Speculation has swirled for months that HP was no longer keen on keeping a PC business struggling with low growth and single-digit margins.

Sources told Reuters in June that private equity firms from Blackstone Group and Kohlberg Kravis Roberts to TPG Capital would like HP to break up and sell them some of its units, arguing that the world's No. 1 PC maker and tech powerhouse is stretched too thin.

Spinning off the PC division, run by personal systems group chief Todd Bradley, would mark one of the biggest makeovers for the company since 1999, when it spun off its measurement and components businesses to form Agilent Technologies.

The moves would turn a company that in some ways tried to mimic Apple into a devout follower of IBM, dropping a tablet with innovative software, checking out of the PC business and embracing the software and services Big Blue today embraces.

HP has twisted and turned before, including controversial former CEO Carly Fiorina's acquisition of PC maker Compaq in 2001, which a spinoff would undo.

"If HP spins off their PC business ..., maybe they will call it Compaq?" Dell Inc CEO tweeted after the news emerged.

Some alternatives HP is exploring include hiving off its PC business into a separate company through a spin-off or other transaction that would likely be tax-free to U.S. shareholders. HP expects the process to be completed within 12-18 months.

Apotheker, however, made it clear that its printing unit -- also the target of spinoff speculation -- was very strategic to the company.

Apotheker, a former chief of European software giant SAP AG, had been expected to drive an expansion of the company's relatively small but very profitable software division -- including through major acquisitions.
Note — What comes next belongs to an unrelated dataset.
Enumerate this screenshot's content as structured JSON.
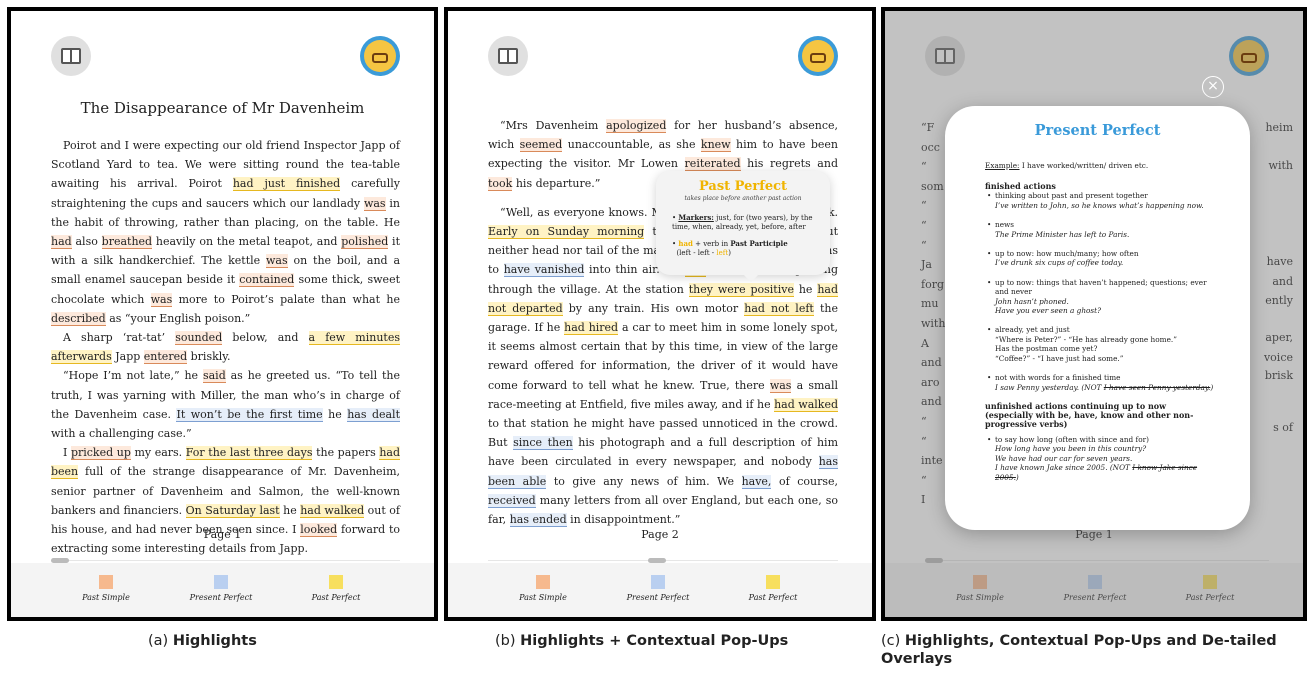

Cambridge, England-based Autonomy counts Procter & Gamble Co among a long list of major corporate customers that use its software to search and organize unstructured data like emails. It said the offer values its fully diluted share capital at as much as 7.09 billion pounds ($11.7 billion), were a clutch of convertible bonds to be exercised. Under the agreement, Barclays Capital will provide debt financing to help bankroll HP's acquisition.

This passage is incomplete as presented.